At night, lines of men queue outside the camp shower, a makeshift structure hung with plastic sheeting. There are no toilets and no hot water. Youngsters like Yoro who can’t find work sell tin cans of lukewarm water they have collected from the two working taps near the camp to sell to workers returning from the fields. Others sit on the ground wrapping cuts on their hands and arms with toilet paper and sticky tape.

Nearby, a group of Tunisian men sell halal meat. At another makeshift stall, north Africans barter over second-hand boots, mobile phone chargers, toilet paper and rice.

Salvatore Vella, a prosecutor in Agrigento, has been working on an investigation into the Sicilian gang masters profiting from migrant labour exploitation.

His investigation was triggered by an alleged attack on a 27-year-old Nigerian who was working in the fields of Favara, near Agrigento. After working two extra hours in the field, the worker asked the owner of the company, a 28-year-old Italian, for an extra fee of five euros. In response, the Italian man allegedly pulled out a gun and fired several shots, seriously injuring him.

“All the inhumanity of this phenomenon has come out in this investigation,” Vella says. “The exploited immigrants in the countryside are treated as dead meat. They are considered objects, the property of businessmen, slaves.”

Yvan Sagnet, a 31-year-old Cameroonian and former informal agricultural worker, led migrant protests against exploitation in the Sicilian fields in 2011. He is now a union leader for CGIL, one of Italy’s biggest labour unions.

For him, the tent and leaking shelters signify a failure to implement hard-won laws intended to protect migrants from labour abuses.

“Existing laws need to be applied, such as the requirement for farmers to give a contract to seasonal workers in Italy that includes food and a place to stay, but this never happens,” he says. “That’s why, increasingly, migrant workers are forced to live in these ‘ghetto-camps’.”

He says one solution is to turn these spaces into official immigration camps, overseen and managed by the government.

“We can’t just get rid of the tents and send these workers home.
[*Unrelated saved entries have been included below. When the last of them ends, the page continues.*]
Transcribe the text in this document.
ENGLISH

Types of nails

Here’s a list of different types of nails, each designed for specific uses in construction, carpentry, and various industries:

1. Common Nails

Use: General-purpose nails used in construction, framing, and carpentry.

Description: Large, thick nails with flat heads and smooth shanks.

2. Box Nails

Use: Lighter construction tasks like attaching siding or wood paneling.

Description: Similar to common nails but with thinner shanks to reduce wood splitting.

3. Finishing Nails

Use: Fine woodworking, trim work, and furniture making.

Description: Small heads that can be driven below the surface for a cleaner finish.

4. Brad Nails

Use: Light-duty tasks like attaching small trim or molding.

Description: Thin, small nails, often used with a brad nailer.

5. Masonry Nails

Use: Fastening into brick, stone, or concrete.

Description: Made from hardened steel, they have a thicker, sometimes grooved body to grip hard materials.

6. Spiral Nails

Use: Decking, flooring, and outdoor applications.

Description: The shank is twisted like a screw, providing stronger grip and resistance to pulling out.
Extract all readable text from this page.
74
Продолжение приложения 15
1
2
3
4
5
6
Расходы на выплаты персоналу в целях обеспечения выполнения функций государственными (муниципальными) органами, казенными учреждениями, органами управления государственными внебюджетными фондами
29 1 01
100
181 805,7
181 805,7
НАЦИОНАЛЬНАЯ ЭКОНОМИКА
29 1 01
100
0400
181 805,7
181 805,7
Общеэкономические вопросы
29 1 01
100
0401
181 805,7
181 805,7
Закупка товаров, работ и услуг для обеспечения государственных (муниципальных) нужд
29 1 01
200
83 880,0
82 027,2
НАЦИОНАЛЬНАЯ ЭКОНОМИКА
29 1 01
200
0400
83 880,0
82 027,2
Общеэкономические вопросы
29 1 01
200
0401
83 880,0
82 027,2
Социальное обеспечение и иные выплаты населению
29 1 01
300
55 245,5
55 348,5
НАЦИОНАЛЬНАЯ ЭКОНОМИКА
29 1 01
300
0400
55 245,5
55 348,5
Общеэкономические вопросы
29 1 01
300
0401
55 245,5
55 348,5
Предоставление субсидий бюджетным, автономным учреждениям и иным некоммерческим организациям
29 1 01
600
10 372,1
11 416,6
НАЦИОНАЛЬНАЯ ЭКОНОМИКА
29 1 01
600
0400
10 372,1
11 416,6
It won’t work,” he says. “We need an institutional organisation to negotiate the contracts between the farmers and the migrants.”

Meanwhile, night has fallen over the camp. Fires are lit. In a few hours, the long queues will begin to form again as the migrants wait for the vans to arrive.

Amadou will try again. He needs to work but he knows his chances are slim. “They consider me too old to work,” he says, smiling, “but, the truth is, it’s this camp that is making me old. These days trapped in a tent. These days that seem like years.”